Reproducing the results

If you would like to re-produce the experiments, see expt_scripts. Do not forget to edit the config files.

First create a virtual environment based on python 3.7.

Then install the required packages with pip install requirements.txt.

For active learning

You can use python anelfop/al_experiment.py, and the following configuration file:

seed: 0 # random seed
increment_cons: exp1 # exponentıally increasing labeled training set size
initial_size: 16 # initial size of the training set
stopping_criteria: full # do not stop active learning until all dataset is labeled
generator: False
method: dpAP # see al_methods.py to choose the active learning method
main_directory: /path/to/results
data_directory: /path/to/dataset
data_set:
  name: CONLL2003
  pos: True
pretrained_model: bert-base-cased
embedding_type: cl4l
init_reduction:
  type: pca
  pca:
    dimension:256
CRF:
  algorithm: lbfgs
  c1: 0.1
  c2: 0.1
  max_iterations: 100
  allow_all_states: True
  allow_all_transitions: True
outlier_method:
  method_name: GLOSH
  outlier_quantile: 0.995
  parameters: {}
hdbscan_al:
  min_c_size: 1000
  min_samp: 70
  c_eps: 0.19
umap_al:
  neig: 40
  min_dist: 0.0
  n_comp: 2

Simple write this to a file, e.g., al-cfg.yaml, and then run python al_experiment --config-path /path/to/al-cfg.yaml.
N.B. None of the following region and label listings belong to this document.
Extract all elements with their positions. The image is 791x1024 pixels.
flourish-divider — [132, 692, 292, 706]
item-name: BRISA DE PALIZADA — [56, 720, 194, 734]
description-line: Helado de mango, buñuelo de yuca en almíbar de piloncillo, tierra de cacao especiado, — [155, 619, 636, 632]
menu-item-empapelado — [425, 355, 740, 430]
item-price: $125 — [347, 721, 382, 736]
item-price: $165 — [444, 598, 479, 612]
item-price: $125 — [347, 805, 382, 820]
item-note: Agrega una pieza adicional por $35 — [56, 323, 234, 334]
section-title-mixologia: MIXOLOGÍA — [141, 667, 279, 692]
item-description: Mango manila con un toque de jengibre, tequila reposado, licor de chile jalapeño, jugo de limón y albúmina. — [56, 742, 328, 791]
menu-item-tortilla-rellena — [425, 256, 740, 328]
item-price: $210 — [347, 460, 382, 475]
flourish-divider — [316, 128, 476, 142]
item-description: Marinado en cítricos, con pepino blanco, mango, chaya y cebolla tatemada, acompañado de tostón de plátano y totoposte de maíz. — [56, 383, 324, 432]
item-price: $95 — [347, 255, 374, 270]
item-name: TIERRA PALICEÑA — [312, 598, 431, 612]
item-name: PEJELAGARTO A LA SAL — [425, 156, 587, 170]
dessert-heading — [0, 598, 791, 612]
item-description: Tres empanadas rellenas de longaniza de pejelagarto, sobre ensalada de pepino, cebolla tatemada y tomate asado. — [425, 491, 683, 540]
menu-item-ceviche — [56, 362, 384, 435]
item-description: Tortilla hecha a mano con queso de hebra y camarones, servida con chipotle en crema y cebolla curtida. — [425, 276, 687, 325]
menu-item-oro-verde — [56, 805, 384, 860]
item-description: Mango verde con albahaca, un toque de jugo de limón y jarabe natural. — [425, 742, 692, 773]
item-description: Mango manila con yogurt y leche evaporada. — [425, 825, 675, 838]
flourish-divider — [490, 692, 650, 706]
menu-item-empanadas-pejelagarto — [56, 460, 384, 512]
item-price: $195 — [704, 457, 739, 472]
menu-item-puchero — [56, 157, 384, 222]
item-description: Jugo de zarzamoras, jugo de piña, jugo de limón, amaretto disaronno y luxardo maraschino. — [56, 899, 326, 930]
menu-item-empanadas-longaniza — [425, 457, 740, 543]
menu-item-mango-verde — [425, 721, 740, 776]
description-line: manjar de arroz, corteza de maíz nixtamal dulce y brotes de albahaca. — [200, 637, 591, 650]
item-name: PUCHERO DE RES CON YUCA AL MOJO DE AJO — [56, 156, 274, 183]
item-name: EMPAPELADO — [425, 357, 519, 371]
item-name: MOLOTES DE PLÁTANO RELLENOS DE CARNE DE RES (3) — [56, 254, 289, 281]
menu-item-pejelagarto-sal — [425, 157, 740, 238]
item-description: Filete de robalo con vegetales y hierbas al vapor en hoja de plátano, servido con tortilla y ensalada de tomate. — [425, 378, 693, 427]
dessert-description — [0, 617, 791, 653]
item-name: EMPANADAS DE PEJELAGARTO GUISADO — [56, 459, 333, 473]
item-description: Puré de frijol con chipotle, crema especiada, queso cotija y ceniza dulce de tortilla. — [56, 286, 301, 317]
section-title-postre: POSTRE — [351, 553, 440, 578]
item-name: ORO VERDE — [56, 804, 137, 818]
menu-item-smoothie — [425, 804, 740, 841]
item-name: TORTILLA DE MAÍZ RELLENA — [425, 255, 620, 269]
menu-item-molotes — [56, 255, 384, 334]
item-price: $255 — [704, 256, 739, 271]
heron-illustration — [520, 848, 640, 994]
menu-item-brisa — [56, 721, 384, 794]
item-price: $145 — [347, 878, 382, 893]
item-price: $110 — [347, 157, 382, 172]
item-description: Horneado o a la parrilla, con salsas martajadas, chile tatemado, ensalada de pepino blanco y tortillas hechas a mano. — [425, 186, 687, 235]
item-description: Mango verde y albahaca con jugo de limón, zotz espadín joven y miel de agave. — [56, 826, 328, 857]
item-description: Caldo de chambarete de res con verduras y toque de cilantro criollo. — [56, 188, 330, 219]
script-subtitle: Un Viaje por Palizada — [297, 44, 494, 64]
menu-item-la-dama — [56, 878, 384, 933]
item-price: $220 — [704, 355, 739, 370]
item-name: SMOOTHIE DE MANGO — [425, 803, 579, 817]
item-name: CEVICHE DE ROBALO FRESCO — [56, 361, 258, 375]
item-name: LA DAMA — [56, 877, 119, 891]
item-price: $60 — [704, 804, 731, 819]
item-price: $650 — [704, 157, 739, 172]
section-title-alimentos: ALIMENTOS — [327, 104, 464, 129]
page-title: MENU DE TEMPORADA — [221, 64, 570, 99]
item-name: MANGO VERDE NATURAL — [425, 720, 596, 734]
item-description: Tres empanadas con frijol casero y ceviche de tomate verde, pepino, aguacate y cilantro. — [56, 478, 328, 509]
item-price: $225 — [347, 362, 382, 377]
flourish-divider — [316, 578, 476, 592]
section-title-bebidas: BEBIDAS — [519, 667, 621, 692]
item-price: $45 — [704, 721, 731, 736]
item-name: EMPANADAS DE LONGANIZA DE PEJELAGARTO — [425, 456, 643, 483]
Many standard active learning methods and proposed methods for querying sentences from the unlabeled corpus are implemented in al_methods.py. The abbreviations of methods can be found in the source file, use those in the configuration.

For passive learning

You can use python anelfop/pl_experiment.py, and the following example configuration file:

seed: 0
generator: True
method: dpAP
main_directory: /path/to/results
data_directory: /path/to/dataset
data_set:
  name: CONLL2003
  pos: True
pretrained_model: bert-base-cased
embedding_type: cl4l
init_reduction:
  type: pca
  pca:
    dimension:256
CRF:
  algorithm: lbfgs
  c1: 0.1
  c2: 0.1
  max_iterations: 100
  allow_all_states: True
  allow_all_transitions: True

Again, write this to a file, e.g., pl-cfg.yaml, and then run python pl_experiment --config-path /path/to/pl-cfg.yaml.